Para se obter uma prova desta afirmação, basta voltar os olhos para as campanhas eleitorais, onde os políticos se aproveitam da humildade, da “ingenuidade” e da pobreza do povo para comprar a sua dignidade, promovendo verdadeiras carnificinas morais: um chaveirinho e um boné aqui; uma cesta básica e um milheiro de tijolos lá; isto sem contar os cargos públicos adquiridos através de promessas de campanha! Tudo isto e muito mais em troca de apenas uma coisa: o voto!
Quanto vale hoje a dignidade e a moral humana? Onde estão a ética e o caráter do cidadão? Bom, isso não interessa nem um pouco. O que na verdade tem importância é que o ano de 1998 se aproxima e precisamente neste ano haverá eleições para a presidência da República. Você não pode ficar fora dessa jogada. É necessário investir e tirar proveito do cidadão que a cada dia que passa está cada vez mais “enganável”. Afinal, é o cidadão quem vai votar e se ele não votar em você, provavelmente você não será eleito e perderá a grande chance de enriquecer rápido e conhecer o mundo inteiro totalmente de graça. Se você ainda não está pronto para esta empreitada, continue lendo mesmo assim, pois nada melhor que uma eleição após a outra.
Neste meu “manual de destruição para a vida”, você encontrará dicas preciosíssimas, de valor incalculável (depois que você se eleger a gente acerta!) que o ajudarão a penetrar no submundo das campanhas eleitorais colocando em prática o “Como enganar o cidadão e fazê-lo votar em você para presidente”, para tirar o máximo de proveito da “inocência” do pobre cidadão brasileiro. Isto será uma base pra você decolar nas pesquisas eleitorais e, com muito pouco esforço, ganhar as eleições para a Presidência da República.

Observação : A leitura deste manual é expressamente proibida àqueles raros políticos que ainda possuem caráter, moral e  dignidade.


LIÇÃO Nº 01

Para se tornar um bom político, você precisa ter berço. Desde pequeno, o futuro candidato já deveria demonstrar traços políticos no seu caráter. Por isso, logo ao nascer ele deveria ter o seguinte pensamento: “Um dia eu vou ser presidente do Brasil!”. Toda a sua vida deveria prepará-lo para alcançar este objetivo, custe o que custar. Existem quatro fatores importantíssimos que podem ser observados no decorrer desse tempo:

  • Fator social: para ser um futuro presidente da República, é indispensável nascer em berço de ouro e numa família já de tradição política. Sendo pobre e de família desconhecida, ninguém dará valor a você e o máximo que você irá conseguir é tornar-se líder sindical ou um vereador de terceira para sempre[2];
  • Fator educacional: uma boa educação é indispensável. Estudar em colégios e faculdades de renome, no Brasil e no exterior faz a diferença. Se você ainda não pensou nisso, comece a pensar agora para as eleições futuras. Forme-se em Sociologia, Filosofia, Direito, Comunicações, Letras e outros babados que lhe garantam a posição de “homem culto” dentro da sociedade;
  • Fator psicológico: seja um homem equilibrado emocionalmente; não perca a cabeça por pequenos problemas. Seja amável, afetuoso e tranqüilo;
  • Fator moral: seja moralista, intransigente, perfeccionista, religioso. Apoie veementemente a instituição familiar, os bons costumes e tudo aquilo que a sociedade considere como sendo politicamente correto. Ame sua Pátria!

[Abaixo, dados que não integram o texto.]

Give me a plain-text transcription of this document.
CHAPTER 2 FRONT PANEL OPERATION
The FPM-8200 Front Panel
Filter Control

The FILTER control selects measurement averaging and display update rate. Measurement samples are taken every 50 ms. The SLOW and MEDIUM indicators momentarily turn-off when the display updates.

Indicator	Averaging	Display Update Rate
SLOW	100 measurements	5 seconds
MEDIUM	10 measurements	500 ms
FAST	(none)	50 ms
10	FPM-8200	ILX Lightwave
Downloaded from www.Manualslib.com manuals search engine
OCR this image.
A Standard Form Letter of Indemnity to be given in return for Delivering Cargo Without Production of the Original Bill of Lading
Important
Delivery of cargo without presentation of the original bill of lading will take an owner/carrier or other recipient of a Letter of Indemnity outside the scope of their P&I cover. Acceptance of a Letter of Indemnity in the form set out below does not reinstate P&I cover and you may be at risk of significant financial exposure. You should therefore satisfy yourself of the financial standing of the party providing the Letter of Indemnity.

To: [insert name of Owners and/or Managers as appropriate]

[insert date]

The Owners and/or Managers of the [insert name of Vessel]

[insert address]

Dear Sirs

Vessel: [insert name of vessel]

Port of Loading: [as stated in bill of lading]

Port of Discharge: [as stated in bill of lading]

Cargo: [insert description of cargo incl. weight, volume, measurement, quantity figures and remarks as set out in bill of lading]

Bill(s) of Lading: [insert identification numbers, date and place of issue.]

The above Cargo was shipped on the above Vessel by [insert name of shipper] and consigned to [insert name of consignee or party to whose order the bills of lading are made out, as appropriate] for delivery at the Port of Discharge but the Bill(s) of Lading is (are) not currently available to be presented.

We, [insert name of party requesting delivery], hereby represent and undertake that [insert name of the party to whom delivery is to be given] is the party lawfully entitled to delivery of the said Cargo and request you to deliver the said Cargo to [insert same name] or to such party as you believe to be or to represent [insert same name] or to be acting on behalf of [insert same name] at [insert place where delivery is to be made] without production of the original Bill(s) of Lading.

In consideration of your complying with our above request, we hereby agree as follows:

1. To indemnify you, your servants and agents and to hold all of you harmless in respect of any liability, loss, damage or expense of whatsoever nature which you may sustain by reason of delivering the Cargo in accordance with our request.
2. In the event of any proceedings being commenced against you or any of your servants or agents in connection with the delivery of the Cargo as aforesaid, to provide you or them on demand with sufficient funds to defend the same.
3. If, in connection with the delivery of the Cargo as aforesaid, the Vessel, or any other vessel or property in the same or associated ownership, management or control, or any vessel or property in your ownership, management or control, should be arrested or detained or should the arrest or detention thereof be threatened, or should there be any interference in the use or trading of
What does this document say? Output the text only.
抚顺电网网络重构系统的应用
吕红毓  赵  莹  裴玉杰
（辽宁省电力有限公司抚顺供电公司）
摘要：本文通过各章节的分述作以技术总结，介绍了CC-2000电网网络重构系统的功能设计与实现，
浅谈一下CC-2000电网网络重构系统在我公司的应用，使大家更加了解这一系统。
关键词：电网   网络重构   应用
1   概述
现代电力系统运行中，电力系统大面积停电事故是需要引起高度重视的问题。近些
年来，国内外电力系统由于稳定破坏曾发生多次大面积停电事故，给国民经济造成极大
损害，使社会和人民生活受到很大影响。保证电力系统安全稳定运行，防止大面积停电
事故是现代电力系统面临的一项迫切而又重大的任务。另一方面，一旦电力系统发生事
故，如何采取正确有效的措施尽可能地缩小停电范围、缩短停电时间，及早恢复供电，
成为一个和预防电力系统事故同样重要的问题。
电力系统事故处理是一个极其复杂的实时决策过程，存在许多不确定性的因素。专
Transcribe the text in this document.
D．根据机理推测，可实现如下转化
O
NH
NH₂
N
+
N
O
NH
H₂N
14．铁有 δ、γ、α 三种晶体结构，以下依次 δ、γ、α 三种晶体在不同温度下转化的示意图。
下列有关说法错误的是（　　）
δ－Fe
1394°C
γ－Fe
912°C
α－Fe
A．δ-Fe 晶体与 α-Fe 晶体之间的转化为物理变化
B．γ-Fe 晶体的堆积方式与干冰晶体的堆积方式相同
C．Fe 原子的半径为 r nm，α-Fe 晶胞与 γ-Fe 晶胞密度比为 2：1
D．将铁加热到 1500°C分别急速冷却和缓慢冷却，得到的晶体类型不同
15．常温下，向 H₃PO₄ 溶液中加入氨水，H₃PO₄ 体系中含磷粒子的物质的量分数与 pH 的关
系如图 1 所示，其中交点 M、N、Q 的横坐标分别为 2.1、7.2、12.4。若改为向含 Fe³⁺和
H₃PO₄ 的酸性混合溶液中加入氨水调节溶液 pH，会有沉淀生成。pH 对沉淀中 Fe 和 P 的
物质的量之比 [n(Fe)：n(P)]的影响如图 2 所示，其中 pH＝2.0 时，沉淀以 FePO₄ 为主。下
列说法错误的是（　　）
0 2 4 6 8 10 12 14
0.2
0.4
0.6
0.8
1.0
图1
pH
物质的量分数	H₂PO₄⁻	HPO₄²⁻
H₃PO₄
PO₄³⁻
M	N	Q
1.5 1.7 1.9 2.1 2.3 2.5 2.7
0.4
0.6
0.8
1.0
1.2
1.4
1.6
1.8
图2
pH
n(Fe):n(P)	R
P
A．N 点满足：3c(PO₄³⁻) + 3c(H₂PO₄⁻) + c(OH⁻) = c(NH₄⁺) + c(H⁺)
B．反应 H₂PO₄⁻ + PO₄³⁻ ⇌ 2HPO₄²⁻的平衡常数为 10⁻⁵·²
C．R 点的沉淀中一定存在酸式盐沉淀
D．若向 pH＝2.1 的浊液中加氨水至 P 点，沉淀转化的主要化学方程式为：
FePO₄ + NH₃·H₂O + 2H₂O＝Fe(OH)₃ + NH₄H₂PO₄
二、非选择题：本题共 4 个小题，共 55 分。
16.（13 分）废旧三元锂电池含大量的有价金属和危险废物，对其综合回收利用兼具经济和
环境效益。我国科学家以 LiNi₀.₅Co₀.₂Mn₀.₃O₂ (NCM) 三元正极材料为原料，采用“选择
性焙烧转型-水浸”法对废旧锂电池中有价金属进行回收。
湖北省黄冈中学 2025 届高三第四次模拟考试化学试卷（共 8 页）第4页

Importante: No desenrolar de sua vida, você precisará levar tudo isso muito a sério, para que no futuro as pessoas lhe dêem total credibilidade e lhe chamem de santo. Assim será mais fácil enganá-las e ganhá-las para o seu lado. Se você não nasceu em berço de ouro, terá a vida inteira para “conquistar” um.


LIÇÃO Nº 02

Como todo futuro candidato à presidência da República, você deve cultivar desde cedo um forte sentimento político. Admire todos os políticos que foram bem sucedidos na história; tome-os como heróis e mire-se no exemplo deles. Ame o sistema capitalista e tenha como livro de cabeceira “O Capital” de Karl Marx. Na escola, em casa, no lazer ou no trabalho seja sempre um político. Já é um treinamento.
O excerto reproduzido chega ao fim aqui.